Published: Tuesday, Oct. 25 2011 12:00 a.m. MDT

Belforti's position has drawn criticism from people who feel they are being asked to pay a deputy to do something the clerk should do. It rankled Easter enough to launch his write-in campaign.

The 40-year-old works at a local wine shop and has lived in town for more than a year with his wife and stepson. He had no particular dream to become a town clerk, but he felt the situation demanded that someone step up. Easter, like Belforti, is a Republican. He also is a Christian who said the issue is not his opponent's faith.

"It's not about attacking her beliefs," Easter said, "it's about her beliefs are not letting her do her job."

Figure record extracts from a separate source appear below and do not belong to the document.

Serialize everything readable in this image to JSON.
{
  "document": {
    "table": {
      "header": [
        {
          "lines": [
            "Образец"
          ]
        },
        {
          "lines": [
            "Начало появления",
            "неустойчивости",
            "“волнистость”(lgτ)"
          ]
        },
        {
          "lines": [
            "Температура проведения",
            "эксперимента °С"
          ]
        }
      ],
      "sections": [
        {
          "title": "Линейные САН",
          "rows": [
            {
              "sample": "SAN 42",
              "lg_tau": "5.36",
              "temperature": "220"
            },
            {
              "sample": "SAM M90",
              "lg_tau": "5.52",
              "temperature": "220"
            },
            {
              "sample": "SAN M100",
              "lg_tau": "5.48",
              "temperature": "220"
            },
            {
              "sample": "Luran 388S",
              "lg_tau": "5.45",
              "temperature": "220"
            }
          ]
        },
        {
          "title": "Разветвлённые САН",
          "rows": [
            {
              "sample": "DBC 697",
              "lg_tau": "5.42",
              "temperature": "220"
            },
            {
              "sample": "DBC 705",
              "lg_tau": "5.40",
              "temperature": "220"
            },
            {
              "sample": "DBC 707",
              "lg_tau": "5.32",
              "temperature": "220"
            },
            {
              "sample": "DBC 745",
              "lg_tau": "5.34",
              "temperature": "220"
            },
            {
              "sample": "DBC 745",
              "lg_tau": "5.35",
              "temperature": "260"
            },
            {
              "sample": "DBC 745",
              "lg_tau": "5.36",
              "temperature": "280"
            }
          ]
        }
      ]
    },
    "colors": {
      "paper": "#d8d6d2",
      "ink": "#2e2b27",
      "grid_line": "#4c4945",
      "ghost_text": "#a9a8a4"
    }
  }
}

Marriage licenses are a small part of the clerk's job: Belforti said the office has never issued more than seven a year. But the controversy has resonated here. Residents asked about the issue recently all knew something about it. Some said that they liked Belforti and respected her right to her religious views, but said she should consider stepping down if she can't do the job.

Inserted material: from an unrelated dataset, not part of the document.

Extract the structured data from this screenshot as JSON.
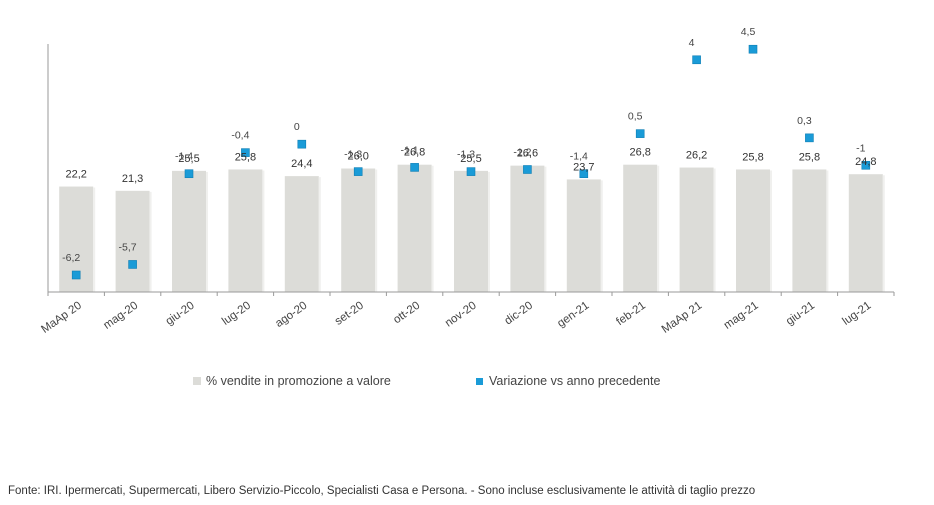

"In her situation, can she have it both ways? I don't think so," said Jacci Farlow, managing director of the Aurora Arts and Design Center.

Belforti said she has endured nasty emails and charges that she is a bigot, which she emphatically disputes. There have been calls to boycott her cheese business, a tactic Easter disagrees with.

"This has never been about putting her out of business," he said, "it's about putting her out of office."

There is no polling for such a small-town race and it's unclear just how important the marriage debate will be to voters compared to the personal relationships that dominate small-town elections.

"I think she's wrong, but I'm voting for her anyway. I think she's just a splendid town clerk," said Bradley Mitchell as he left the local post office.

The race has received wider interest from advocates on both sides of the gay marriage debate. Still, it looks like a stretch to see the race as a political harbinger.

There are only about 1,000 registered voters in Ledyard, a town where the farms are interrupted by the quaint lakeside village of Aurora, home to Wells College. Ledyard differs demographically from the sprawling, suburban senatorial districts that could become battlegrounds during next year's legislative elections.

And while millions of dollars are already being pledged for and against the Republican lawmakers who voted for gay marriage, the town clerk candidates are looking at campaign accounts more in line with a monthly mortgage payment.

Belforti expects to get $500 from supporters, which she will use for a mailing to outline her record and explain her stance on marriage licenses. Easter figures he has raised around $1,200 and plans on yard signs to help get his message out.

"I think in the end no matter how this turns out," he said, "that this conversation needs to be had."